Collateral Damage

I would say I did not do terrible on the Health Equity Quiz, but with a score of 6/10 there were a few statistics that surprised me. For one, even though our life expectancy continues to fall beneath other industrialized nations, we are spending nearly half of all health care dollars in the world. You would think that because we are spending so much money on health care that our health would be better than it actually is. It makes me wonder, where is all of this money going? Who is it benefitting? How can it be used better? Obviously, what we are doing now is not the best option.

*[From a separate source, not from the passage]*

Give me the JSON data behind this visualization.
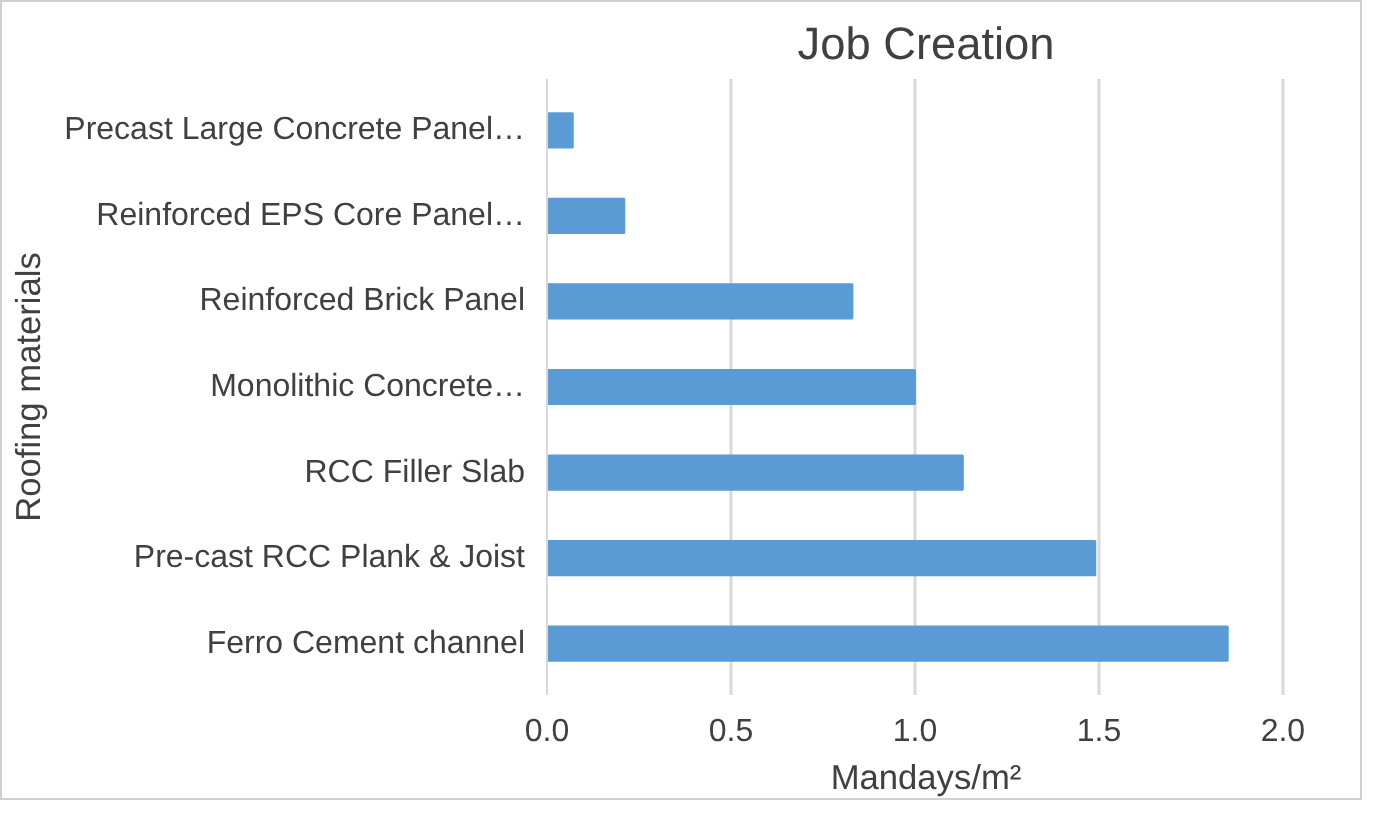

This discrepancy between money spent on health care and actual health in the US was illustrated in Unnatural Causes: Collateral Damage. The episode was not based in the US. However, I believe it showcases how we spend a lot of our resources on attempting to fix health care problems with money and modern medicine instead of addressing or preventing the root cause of the issue. From here, we see the health gap grow between the poor and the wealthy.

To Summarize Collateral Damage, it is based on the Marshall Islands (between Australia and the US) and discusses how the Marshallese people’s health is linked to their relationship with the US. The Marshall Islanders used to be known as “Masters of the Pacific,” based upon their use of astronomy and rich navigation knowledge. Today, the Marshallese are pressed between two worlds, developing and industrial, and sometimes referred to as “the slum of the pacific.” So how did the islanders go from one extreme to the next? This story starts when the US invaded the islands during WWII. From here, the US started using the Marshall Islands as a nuclear test site. Hiroshima is often regarded as one of the most horrific moments in the 20th century. On the Marshall Islands, for 12 years (1946 – 1958) the equivalent of 1.7 Hiroshima bombs went off every day on average. This testing had some catastrophic repercussions, including Marshallese contact with nuclear fallout. These people were treated, relocated, and then tracked and studied to observe the long-term effects of nuclear fallout on humans. Not only was their health compromised in favor of nuclear testing, they were also forced to move in order to continue nuclear testing.

On top of the nuclear testing, the Marshallese are currently facing health problems that are associated with overcrowding and poverty. While the US military occupies one suburban island as a military base with a country club and running water, the Marshallese people are packed on small islands, with hardly enough water to drink, let alone do their laundry or have an indoor toilet. The Marshallese essentially are forced to work for the American citizens. They get to watch the Americans live the good life, while their health diminishes. The Marshallese have to worry about tuberculosis and cholera, not because of genetics but because environmental predisposition. Since the US began occupation of the Islands the Marshallese have lost much of their cultural practices and nutritional diet. No longer do they have the room or the amenities to keep a balanced diet, they are much too busy dealing with poverty, malnutrition, overcrowding, and working under new cultural pressures. For these stressful environmental reasons, we see such strong health disparities between the Marshallese and the Americans who live on an island only a three-mile fairy ride away. In hindsight, it appears the Marshall Islanders would have been much better off if the US never came and tried to develop the islands – it has hurt the health of the Marshallese is multiple ways that correlate with American involvement with the islands. Further, it is going to take a lot of time and money to reverse even a fraction of the damage that has been done to the islanders’ health and culture.